I am thinking about altering a silk dress I own so I can wear it to a wedding next weekend. It floor length and I think tea length would be more appropriate for this setting. I have so many dresses I bought to wear once to some semi-formal event that if I could alter one rather than purchasing yet another dress that would be awesome. Is silk hard to sew on - are there precautions I should take?
Try doing an online search using “sewing silk” or some other variation.
Using that search term, I found several helpful sites about sewing silk, one of which is http://www.craftstylish.com/item/918/more-tips-and-tricks-sewing-with-silk.
[QUOTE=vaknitter;1331162]I am thinking about altering a silk dress I own so I can wear it to a wedding next weekend.
My dear, I think sewing on anything is hard. I’m pretty sure that silk would require a special needle plus maybe special thread.

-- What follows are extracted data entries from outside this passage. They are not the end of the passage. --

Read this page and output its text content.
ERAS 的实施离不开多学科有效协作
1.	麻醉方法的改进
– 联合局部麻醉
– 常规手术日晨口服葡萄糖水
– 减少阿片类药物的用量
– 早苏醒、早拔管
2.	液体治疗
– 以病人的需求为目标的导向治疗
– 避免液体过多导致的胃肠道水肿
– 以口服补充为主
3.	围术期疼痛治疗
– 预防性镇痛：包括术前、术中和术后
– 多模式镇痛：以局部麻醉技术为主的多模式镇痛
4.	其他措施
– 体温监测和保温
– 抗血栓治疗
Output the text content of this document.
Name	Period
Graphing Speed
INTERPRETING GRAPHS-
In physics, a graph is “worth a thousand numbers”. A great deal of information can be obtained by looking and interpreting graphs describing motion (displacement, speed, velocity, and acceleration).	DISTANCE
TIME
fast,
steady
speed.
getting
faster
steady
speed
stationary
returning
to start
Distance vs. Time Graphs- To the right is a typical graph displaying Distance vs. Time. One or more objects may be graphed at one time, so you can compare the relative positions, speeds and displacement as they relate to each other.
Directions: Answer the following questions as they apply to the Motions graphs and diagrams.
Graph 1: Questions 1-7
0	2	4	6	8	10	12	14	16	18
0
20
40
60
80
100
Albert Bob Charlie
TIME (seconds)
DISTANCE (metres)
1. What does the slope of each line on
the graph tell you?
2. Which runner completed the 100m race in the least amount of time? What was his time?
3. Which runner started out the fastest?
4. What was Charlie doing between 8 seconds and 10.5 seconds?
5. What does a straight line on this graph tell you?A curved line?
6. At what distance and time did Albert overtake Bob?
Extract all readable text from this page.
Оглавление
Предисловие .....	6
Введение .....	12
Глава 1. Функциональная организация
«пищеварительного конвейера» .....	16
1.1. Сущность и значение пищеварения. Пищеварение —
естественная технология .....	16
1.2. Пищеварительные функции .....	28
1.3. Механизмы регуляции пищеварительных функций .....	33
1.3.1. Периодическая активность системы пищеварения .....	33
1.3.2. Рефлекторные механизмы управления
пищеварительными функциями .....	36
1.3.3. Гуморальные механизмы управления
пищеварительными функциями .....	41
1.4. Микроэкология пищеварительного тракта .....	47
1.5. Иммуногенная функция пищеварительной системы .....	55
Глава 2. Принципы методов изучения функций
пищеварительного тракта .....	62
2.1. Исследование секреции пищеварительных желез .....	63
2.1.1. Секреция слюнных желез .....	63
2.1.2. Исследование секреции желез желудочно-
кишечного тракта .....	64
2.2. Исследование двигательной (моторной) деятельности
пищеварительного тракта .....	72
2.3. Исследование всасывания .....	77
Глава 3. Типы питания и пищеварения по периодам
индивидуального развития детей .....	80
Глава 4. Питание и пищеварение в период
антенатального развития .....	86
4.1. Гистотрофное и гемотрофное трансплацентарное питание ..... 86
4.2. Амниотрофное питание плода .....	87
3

I’m a practical person and if I had to alter something by next week I’d probably change the obvious offending characteristic by drawing the skirt up with some pretty brooches, maybe just in front and then put a gorgeous contrasting knitted stole/shawl with it. If it’s a really fantastic stole who’s going to notice your hemline? Stylists do it all the time. Draw the eye away from one thing by accentuating something else. They make big bucks doing that.
I had a dress made for one of my daughter’s weddings. It was a tea length dress with a full length underskirt. It could be worn either way. Best idea I ever had. Hope a seamstress will post and help out if you really want to hem the dress. I don’t think you’ll ever be able to let it down again.
I haven’t sewn in ages… literally years and years. But I do remember you had be careful the needle was sharp and go fairly slowly so you don’t pull any threads.
Do you want to machine-stitch or hand-stitch the hem? The method is different for each.
In either case, though, you’ll want to use a bright, shiny, new needle.
For the machine, use a MicroTex Sharp point; do not use a “Universal” point or, worse, a “Ballpoint” needle. Pin the fabric to tissue paper (yes, the kind gifts are often laid in inside the gift box) so that the feed dogs don’t mark the fabric as it travels over them. Use the finest pins (yes, “silk pins”) you have. “Fine” as in small diameter, not necessarily most expensive.
Let me know if you plan to hand-hem it. I have some tricks. (Former costumer, clothing maker not only for myself, probably will start up again now that I’ve lost YES YES YES 50 pounds)
DogCatMom - thank you ! There is quite a lot of fabric and it is in 2 layers (meaning I have to hemx2) and I am not consistent with my hand work so my plan was to use my machine. The dress is brown so thread is easy to match and I don’t think the difference will be noticeable. I have to pick my serger up from being fixed tomorrow so I will check and see if they have the needle you recommended.